Wednesday, December 7, 2011

Crônica de passagem

     Ele corria, o mundo tremia. Não sabia exatamente o que lhe perseguia, mas ele tinha de fugir dali. Estava levemente iluminado aquele caminho bizarro pelo qual passava voando.
     Sentia um tremor repentino no chão que mal pisava, algumas vezes efêmero, outras ameaçando um terremoto. Corria sem parar, sem cansar. Parecia imbatível, inalcançável. Sentia-se um super-herói digno de um gibi próprio. Faltava aquela capa que a maioria dos salvadores tinham, mas ele não estava salvando ninguém. Estava apenas fugindo como um covarde que molha as calças de medo. Não merecia ser a estrela de um filme com várias regravações.

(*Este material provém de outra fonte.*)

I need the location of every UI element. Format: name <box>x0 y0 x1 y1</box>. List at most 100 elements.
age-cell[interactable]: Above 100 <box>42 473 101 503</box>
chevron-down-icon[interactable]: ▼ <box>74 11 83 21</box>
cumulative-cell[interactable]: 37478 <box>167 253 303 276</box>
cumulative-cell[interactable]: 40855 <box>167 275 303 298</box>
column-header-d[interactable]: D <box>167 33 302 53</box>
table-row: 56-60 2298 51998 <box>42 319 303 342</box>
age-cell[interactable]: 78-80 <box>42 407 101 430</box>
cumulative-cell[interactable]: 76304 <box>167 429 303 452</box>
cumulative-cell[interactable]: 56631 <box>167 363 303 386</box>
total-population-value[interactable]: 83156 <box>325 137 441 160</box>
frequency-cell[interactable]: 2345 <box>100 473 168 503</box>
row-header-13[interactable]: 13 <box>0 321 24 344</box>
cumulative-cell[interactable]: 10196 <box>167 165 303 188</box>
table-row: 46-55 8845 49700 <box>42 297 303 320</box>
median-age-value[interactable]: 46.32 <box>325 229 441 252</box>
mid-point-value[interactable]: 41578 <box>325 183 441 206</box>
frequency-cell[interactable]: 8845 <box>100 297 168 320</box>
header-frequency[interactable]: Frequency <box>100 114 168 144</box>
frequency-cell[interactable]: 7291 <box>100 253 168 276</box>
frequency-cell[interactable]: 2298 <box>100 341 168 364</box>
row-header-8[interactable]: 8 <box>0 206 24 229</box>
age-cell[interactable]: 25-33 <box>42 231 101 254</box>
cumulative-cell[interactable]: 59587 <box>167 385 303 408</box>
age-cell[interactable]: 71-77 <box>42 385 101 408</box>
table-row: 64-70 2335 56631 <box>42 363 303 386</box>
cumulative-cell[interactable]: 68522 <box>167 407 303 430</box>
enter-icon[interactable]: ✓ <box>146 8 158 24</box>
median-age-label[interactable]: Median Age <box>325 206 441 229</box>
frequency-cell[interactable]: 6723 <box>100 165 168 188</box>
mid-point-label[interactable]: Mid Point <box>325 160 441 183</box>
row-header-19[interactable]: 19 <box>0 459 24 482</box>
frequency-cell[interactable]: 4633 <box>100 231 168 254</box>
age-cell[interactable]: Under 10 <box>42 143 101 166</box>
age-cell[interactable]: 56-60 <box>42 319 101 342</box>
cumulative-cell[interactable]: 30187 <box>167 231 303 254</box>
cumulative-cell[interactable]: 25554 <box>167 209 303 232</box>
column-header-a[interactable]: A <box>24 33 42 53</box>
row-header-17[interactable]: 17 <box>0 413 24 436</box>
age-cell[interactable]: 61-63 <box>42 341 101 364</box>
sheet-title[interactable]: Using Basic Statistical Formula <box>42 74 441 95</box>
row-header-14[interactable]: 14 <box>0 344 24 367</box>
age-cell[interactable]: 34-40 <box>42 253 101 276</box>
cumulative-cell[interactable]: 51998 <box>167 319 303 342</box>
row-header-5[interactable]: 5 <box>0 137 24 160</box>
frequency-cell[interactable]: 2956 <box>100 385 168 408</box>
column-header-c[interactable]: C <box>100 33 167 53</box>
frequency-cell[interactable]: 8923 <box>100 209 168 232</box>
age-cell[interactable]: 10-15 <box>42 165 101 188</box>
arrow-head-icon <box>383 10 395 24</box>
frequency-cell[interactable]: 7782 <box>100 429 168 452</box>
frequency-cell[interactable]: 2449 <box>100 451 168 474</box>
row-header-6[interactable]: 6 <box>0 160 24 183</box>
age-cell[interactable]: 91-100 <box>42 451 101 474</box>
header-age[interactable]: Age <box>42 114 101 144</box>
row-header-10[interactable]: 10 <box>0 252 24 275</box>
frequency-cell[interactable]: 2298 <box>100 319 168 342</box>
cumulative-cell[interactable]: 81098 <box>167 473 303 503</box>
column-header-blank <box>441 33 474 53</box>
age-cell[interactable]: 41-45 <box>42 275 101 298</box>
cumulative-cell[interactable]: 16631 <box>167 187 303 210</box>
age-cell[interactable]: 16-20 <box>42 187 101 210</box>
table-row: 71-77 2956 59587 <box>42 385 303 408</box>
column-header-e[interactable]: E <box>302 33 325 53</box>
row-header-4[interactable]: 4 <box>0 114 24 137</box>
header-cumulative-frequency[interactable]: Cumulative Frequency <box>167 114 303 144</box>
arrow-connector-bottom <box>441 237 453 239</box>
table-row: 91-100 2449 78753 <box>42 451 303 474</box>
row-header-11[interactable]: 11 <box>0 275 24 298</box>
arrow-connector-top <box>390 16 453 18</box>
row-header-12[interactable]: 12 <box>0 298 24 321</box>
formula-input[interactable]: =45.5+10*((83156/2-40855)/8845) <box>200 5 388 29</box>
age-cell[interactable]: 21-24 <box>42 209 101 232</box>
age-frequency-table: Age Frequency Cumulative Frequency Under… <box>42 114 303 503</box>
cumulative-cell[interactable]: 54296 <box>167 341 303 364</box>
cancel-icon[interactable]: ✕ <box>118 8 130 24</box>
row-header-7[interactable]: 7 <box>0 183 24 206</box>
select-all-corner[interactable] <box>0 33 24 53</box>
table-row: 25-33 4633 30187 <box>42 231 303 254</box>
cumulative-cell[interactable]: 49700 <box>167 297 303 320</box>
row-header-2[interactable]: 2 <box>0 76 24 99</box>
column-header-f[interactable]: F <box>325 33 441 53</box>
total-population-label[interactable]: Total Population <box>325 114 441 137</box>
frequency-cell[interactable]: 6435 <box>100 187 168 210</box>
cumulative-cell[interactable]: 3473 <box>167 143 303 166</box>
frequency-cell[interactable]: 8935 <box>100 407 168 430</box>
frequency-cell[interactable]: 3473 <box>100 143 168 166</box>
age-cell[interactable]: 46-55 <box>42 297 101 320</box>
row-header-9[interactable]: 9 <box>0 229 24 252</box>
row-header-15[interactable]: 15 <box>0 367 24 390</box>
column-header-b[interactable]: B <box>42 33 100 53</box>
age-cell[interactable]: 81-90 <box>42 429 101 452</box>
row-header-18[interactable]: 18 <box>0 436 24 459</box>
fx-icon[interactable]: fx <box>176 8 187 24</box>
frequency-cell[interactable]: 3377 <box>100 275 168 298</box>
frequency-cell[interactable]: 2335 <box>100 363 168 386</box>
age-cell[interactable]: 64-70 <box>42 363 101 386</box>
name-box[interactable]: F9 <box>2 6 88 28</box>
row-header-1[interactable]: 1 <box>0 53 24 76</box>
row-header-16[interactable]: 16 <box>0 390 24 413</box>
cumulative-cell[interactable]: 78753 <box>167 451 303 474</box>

     E corria, corria... O terror já estava com ele, no entanto, o enigmático perseguidor não era visível, nem invisível. Era como se ele soubesse exatamente o que lhe perseguia, mas não fazia nem ideia do que era.
     O ambiente começou a esquentar como se o sol estivesse ao lado dele, mas a escuridão misteriosa permanecia. O calor começou a tomar conta e o suor molhou seu rosto. O cansaço ainda não havia chegado, mas suava como se fosse desidratar a qualquer momento.
     Estava mais próximo. O que lhe seguia quase tocava seus passos recém formados. O pânico fazia com que seu corpo tremesse só de pensar na possibilidade de ser confrontado por aquele gigante silencioso que corria atrás dele.
     Debatia-se, os passos estavam mais próximos. Assustava-se, risadas de deboche invadiam o silêncio. Corria, estava perto demais para escapar. Arrepiava-se, o perseguidor o cercava por todos os lados. Clarão inesperado, horripilantes imagens, grito de suplício.
     Acordou!
     Os passageiros do ônibus não conseguiam conter os risos. O sol batia em sua face. Aquela lotação pintou de vermelho suas bochechas. Estava cansado de correr, suado de calor, envergonhado. Todos fixados na expressão assustada dele, enquanto ele tentava desviar seu olhar para as calçadas movimentadas.
     Depois de muitos minutos desviando sua vergonha, olhou em volta e ninguém mais parecia se importar com aquela cena tão recente e tão distante. Continuava fatigado. Acomodou-se naquela cadeira desconfortável e de alguma maneira conseguiu sonhar nos intervalos calmos em que os buracos do asfalto não ricocheteavam sua cabeça.